Rod Schoonover, Senior Analyst, Office of the Geographer and Global Issues, State Department Bureau of Intelligence and Research (State INR)

Rod Schoonover is a Senior Analyst in the Bureau of Intelligence and Research of the U.S. Department of State. For nearly a decade, Dr. Schoonover has analyzed impacts of issues at the intersection of science and national security; in particular the national security implications of climate change, global ecological change, water and food security, and emergent and disruptive technologies.

From 2016-2018, Dr.

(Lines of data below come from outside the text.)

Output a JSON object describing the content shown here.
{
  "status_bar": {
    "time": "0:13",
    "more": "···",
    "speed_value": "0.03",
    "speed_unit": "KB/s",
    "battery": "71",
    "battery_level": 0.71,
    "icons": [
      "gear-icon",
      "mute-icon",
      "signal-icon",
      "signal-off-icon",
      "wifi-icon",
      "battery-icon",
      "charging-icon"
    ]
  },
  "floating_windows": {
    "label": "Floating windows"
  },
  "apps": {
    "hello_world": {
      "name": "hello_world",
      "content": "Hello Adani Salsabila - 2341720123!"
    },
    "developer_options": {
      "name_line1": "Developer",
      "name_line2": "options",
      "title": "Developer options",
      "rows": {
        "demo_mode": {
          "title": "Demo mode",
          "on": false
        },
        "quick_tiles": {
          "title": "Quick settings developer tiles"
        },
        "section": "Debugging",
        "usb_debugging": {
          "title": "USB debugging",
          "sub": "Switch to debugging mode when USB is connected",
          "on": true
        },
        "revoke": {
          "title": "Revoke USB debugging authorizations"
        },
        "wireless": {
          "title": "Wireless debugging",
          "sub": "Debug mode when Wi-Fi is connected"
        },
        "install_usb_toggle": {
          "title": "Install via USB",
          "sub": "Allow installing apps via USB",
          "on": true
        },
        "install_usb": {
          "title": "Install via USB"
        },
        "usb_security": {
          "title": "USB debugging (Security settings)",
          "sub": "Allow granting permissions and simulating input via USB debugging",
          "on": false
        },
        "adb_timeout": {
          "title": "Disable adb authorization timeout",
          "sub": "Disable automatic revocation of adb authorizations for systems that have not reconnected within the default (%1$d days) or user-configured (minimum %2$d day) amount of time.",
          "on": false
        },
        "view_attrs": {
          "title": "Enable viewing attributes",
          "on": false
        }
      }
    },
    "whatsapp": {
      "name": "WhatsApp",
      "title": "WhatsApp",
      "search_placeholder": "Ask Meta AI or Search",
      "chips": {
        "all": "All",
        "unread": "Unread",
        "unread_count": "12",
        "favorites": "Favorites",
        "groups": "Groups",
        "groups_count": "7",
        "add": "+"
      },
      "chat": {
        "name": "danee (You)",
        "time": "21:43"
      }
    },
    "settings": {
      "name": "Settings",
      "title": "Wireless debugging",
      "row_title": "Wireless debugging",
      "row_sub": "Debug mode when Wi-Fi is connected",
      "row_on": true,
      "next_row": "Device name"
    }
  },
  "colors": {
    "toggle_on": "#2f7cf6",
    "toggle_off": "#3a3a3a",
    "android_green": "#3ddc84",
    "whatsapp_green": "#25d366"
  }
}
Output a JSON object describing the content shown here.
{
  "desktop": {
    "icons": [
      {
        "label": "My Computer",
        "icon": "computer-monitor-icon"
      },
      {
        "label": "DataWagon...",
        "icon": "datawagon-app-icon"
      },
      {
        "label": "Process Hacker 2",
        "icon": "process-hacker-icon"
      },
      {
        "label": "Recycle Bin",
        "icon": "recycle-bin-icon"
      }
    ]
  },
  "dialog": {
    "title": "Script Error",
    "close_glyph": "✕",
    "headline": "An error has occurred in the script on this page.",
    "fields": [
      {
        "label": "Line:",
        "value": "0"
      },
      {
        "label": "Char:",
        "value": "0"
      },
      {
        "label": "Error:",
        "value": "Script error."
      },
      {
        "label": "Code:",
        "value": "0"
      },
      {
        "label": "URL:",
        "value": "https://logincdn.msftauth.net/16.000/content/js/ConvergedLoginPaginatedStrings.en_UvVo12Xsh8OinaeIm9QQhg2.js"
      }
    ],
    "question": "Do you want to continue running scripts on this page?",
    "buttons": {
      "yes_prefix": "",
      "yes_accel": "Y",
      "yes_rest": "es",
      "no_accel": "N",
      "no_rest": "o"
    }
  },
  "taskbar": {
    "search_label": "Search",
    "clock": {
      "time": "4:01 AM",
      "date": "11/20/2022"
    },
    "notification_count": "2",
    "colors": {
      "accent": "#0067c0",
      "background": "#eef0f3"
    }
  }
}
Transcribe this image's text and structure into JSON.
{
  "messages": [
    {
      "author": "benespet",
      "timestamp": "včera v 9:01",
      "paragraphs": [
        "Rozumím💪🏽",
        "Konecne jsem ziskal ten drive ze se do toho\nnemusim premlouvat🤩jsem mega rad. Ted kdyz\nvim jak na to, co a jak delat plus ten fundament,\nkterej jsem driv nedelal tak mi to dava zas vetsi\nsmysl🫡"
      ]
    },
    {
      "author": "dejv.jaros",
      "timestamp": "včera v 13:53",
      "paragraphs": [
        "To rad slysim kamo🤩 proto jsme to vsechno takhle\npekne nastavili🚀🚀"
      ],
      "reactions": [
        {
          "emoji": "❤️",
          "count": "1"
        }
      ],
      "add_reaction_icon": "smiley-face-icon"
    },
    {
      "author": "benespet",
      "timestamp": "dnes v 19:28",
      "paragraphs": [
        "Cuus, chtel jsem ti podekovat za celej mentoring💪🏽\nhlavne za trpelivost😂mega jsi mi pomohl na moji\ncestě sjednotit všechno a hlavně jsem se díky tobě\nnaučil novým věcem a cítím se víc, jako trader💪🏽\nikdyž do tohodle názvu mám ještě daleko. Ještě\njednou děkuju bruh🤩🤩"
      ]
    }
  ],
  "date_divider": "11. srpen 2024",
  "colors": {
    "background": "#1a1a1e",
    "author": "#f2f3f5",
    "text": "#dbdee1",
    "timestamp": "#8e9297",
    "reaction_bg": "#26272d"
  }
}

Schoonover served in the Strategic Futures Group at the National Intelligence Council (NIC) in the Office of the Director of National Intelligence.  As the Director of Environment and Natural Resources, he oversaw the NIC’s analytic program in environmental and ecological change, and was a primary contributor to the NIC’s flagship unclassified document Global Trends: The Paradox of Progress.

Prior to coming to government in 2009, Dr. Schoonover was a tenured full Professor in the Department of Chemistry and Biochemistry at Cal Poly, San Luis Obispo and a Visiting Research Professor in the Department of Microbiology at the Scripps Research Institute in La Jolla, California. Dr. Schoonover earned his PhD in chemical physics from the University of Michigan where he studied complex systems and chaos theory.